Start by creating a group, then set up a project within that group. Inside the project, you can create an experiment, where you can train an agent. This structure helps you keep your work organised.
Note:
Group: A Group is the top-level organization unit. It helps you manage and categorize multiple projects, allowing teams to collaborate and share resources.
Project: Within a Group, you create Projects. Each Project is a workspace where you can manage related experiments and keep all the work for a specific goal or task together.
Experiment: An Experiment is part of a Project and is where you define and run your tests. It's the environment where you configure the settings, parameters, and data to train an agent.
Agent: The Agent is what you train in an Experiment. It's the entity that learns and improves based on the data and parameters you've set in the Experiment.

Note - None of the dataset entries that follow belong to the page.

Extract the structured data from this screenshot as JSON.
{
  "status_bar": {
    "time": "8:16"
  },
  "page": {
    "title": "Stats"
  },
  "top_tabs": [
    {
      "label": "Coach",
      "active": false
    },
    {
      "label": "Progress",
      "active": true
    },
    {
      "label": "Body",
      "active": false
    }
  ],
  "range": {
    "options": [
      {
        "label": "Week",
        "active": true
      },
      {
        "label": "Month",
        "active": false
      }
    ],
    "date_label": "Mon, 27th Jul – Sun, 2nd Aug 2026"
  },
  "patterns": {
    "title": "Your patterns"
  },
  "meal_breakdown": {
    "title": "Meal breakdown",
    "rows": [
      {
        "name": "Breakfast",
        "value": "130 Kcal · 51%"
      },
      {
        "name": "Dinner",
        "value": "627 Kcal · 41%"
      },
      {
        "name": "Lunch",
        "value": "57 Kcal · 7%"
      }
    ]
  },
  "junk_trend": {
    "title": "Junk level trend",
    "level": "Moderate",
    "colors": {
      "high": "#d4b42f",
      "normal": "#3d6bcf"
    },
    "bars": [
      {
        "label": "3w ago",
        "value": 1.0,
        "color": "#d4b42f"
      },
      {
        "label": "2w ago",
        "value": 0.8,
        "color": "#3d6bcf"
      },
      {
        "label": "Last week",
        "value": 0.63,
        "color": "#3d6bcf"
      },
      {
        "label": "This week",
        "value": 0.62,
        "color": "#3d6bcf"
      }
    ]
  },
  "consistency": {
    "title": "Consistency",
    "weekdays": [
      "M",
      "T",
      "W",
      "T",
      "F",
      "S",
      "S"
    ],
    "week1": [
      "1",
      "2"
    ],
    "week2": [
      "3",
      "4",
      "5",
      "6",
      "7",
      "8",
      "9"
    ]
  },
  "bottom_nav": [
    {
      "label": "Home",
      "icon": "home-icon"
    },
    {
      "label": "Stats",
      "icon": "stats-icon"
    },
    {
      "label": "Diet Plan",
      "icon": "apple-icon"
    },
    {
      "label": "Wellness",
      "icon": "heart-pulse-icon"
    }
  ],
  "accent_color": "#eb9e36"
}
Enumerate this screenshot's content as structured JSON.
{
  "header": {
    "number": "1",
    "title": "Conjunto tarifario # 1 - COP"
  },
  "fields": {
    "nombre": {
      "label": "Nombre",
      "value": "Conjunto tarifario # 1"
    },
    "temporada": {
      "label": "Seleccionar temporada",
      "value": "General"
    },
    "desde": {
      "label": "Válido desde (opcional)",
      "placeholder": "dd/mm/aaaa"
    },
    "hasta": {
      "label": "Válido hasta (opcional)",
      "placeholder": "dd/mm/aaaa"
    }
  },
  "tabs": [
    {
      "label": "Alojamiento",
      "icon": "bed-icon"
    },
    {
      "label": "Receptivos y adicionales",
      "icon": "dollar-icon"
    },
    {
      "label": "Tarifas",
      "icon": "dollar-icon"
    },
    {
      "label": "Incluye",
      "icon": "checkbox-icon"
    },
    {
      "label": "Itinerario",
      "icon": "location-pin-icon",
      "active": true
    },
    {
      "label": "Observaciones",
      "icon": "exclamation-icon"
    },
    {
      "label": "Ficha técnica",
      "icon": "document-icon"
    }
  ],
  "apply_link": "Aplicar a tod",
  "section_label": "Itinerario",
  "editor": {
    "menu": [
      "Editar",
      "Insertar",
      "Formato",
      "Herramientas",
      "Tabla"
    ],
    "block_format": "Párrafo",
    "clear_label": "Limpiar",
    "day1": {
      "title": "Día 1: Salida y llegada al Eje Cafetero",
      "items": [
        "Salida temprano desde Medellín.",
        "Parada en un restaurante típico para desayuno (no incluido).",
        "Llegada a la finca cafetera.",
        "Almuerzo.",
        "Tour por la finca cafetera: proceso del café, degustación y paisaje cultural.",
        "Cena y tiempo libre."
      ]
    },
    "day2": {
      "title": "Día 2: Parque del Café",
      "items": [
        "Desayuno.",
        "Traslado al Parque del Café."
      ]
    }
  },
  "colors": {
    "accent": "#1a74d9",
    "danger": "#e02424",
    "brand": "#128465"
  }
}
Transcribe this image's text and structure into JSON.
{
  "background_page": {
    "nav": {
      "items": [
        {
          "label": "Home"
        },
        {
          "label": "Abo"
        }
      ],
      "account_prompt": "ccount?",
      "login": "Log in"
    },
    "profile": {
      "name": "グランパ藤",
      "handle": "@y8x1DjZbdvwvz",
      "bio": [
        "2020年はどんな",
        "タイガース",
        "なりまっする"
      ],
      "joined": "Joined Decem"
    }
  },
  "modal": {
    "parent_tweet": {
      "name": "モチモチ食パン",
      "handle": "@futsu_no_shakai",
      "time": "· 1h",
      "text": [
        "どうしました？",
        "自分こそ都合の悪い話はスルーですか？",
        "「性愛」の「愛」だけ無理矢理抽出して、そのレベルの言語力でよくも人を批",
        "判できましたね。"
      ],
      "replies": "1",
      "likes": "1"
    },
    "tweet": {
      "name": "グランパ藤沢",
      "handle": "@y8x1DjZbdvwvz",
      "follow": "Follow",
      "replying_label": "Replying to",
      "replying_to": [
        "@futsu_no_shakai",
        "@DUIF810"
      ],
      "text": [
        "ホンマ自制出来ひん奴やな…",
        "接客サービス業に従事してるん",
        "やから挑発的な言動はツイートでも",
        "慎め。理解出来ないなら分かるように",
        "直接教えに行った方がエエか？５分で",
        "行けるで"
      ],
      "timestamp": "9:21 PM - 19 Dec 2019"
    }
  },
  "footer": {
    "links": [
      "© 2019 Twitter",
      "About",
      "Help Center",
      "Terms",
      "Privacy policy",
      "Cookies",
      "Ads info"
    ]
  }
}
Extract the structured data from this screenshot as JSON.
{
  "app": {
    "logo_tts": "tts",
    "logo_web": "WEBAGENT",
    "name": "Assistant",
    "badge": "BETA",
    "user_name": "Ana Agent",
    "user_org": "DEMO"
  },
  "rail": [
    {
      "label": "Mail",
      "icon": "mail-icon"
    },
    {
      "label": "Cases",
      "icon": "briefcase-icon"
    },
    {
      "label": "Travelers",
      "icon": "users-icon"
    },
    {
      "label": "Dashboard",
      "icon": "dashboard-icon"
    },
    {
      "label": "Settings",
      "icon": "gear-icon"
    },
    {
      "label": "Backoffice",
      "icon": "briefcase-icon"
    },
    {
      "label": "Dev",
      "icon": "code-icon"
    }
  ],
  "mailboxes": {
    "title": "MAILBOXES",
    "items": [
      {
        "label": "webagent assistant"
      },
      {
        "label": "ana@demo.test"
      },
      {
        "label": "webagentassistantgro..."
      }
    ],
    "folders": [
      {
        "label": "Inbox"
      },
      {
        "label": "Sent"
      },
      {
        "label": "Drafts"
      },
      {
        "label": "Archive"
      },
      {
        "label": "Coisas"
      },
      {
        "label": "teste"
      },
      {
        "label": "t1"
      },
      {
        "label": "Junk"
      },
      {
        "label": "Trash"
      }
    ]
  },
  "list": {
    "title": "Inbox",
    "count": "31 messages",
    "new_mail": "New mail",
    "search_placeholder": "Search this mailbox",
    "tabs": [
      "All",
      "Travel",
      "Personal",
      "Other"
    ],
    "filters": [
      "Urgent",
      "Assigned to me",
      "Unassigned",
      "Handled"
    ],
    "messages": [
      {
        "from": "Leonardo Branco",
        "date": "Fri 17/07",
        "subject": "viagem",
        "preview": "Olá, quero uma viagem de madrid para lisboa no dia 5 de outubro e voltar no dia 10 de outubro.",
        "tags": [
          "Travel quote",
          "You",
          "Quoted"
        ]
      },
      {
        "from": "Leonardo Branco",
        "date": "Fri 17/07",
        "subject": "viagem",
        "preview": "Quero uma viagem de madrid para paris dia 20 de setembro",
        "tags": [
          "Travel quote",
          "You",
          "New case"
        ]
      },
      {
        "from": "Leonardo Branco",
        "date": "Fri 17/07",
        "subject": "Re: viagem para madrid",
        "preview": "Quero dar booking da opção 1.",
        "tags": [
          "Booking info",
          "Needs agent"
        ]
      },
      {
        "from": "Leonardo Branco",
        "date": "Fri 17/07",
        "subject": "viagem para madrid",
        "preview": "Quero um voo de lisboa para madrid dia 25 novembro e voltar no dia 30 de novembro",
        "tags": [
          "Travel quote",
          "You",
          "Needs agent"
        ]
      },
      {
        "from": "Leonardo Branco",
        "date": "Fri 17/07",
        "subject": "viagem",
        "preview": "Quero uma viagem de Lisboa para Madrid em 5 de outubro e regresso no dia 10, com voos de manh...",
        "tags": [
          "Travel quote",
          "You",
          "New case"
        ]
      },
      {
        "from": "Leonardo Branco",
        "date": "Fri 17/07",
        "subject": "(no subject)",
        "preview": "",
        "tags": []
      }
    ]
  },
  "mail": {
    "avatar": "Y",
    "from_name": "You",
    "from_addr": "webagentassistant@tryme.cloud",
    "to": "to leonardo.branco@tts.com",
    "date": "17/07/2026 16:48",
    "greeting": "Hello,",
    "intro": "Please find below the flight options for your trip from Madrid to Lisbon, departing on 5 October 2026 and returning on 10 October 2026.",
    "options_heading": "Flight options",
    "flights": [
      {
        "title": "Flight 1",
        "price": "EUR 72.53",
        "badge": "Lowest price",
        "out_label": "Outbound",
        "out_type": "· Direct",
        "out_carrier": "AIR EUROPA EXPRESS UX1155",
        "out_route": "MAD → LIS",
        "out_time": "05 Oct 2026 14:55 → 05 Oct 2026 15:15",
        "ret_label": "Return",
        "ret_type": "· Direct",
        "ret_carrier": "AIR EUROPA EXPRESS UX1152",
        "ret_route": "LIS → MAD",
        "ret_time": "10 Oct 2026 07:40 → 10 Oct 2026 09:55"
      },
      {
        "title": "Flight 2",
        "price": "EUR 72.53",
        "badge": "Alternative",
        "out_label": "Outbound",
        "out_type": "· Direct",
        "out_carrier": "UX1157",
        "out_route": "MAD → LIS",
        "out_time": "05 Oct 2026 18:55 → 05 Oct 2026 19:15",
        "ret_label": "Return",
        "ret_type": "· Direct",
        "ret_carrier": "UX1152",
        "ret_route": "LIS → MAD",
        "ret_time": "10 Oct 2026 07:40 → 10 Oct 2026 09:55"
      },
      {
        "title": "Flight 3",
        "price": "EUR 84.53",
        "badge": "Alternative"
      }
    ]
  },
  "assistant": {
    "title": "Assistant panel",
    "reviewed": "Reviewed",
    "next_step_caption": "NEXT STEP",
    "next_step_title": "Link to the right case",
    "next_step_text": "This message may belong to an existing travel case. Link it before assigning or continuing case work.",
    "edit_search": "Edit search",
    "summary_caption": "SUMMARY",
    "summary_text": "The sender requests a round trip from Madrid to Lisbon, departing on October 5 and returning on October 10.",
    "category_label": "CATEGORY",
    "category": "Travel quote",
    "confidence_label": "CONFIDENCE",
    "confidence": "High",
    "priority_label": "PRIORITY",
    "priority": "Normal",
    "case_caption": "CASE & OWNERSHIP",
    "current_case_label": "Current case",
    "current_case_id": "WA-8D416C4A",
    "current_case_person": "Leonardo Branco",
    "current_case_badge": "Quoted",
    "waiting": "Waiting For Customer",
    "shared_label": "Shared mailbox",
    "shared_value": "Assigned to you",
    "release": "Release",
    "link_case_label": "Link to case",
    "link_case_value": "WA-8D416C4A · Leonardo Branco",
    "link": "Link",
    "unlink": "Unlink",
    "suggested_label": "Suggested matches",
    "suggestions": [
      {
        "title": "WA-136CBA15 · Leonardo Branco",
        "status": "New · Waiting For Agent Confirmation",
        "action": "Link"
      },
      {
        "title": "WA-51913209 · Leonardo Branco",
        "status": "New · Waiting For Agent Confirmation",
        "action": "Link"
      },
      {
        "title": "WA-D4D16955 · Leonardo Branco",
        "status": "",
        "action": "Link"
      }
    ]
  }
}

To start, you will need to create a group by selecting the Groups tab on the sidebar and then selecting the New Group button.
Once you have created a group, select the View button on the new tile which will take you to a new page allowing you to create projects for your experiments.
Select the New Project or the Create Project button if you are creating the first project within the group. A pop up will appear allowing you to enter a project name and description.
Once a project has been created, you can now host multiple experiments within this project. To create an experiment in your project, select the New Experiment button on the project page. A pop up will appear allowing you to enter an experiment name and description.
Once an experiment is created, you will be taken into the experiment creation flow. To train an agent you will have to choose an environment. This can either be one of the many popular environments available on the platform or a custom environment which has been previously uploaded.
Once you have selected an environment, the validation results will be displayed. The Environment Summary table contains a summary of the operational parameters of the selected environment as well as its known category (if not custom) and version saved. The Environment Test Results from the environment validation are displayed in the top right quadrant of the page. Finally, a random agent rollout of the environment is displayed with the scores plotted over 100 episodes and the environment rendering if available.
Next, you will be prompted to select an algorithm that is compatible with your chosen environment. DQN, DQN Rainbow and PPO are algorithms used to train discrete-action type agents. DDPG, TD3 and PPO are algorithms used to train continuous-action type agents. If you need to learn about any of the given parameters or specifications, you can hover over the information icons provided. The
AgileRL framework documentation also offers a great overview of SOTA reinforcement learning algorithms and techniques along with references.
MLP (linear layers) or CNN (convolutional layers stacked with linear layers) are loaded based on whether the environment has vector or image observations respectively. Those architectures can be modified by adding or deleting layers directly on the page.
After completing the Algorithm section, you will need to click the Next button to proceed to the Training setup. All experiment configurations are pre-populated with template values. The various training sections include environment vectorization (that each agent in the population trains on separately) and the replay buffer and its parameters for off-policy algorithms.
AgileRL Arena uses evolutionary population training with agent mutations. A tournament selection occurs at the end of each successive epoch upon which the fittest agents are preserved, cloned and mutated according to a Tournament Selection method. This uses a random subset of the population to select the next fittest agent, as well as elitism (whether to keep the overall fittest agent). Those selected agents are then mutated according to random probabilities that the user can set manually. The mutations are applied to evolve the neural network architectures and algorithm learning hyperparameters.
When you are done with the Training section, select the Next button, which will take you to the Resources page, which will display a summary of the experiment settings. On this page, you will be able to select the size of the experiments compute node.
Note: For the Beta, all compute nodes are set to Medium and cannot be changed.
You can either start training immediately by clicking on the Train button on the top-right corner shown in the figure above, or simply saving the experiment and submitting a training job later. Once you click Train or Save, you will be redirected to the Experiments page which will show the new experiment as well as previous experiments.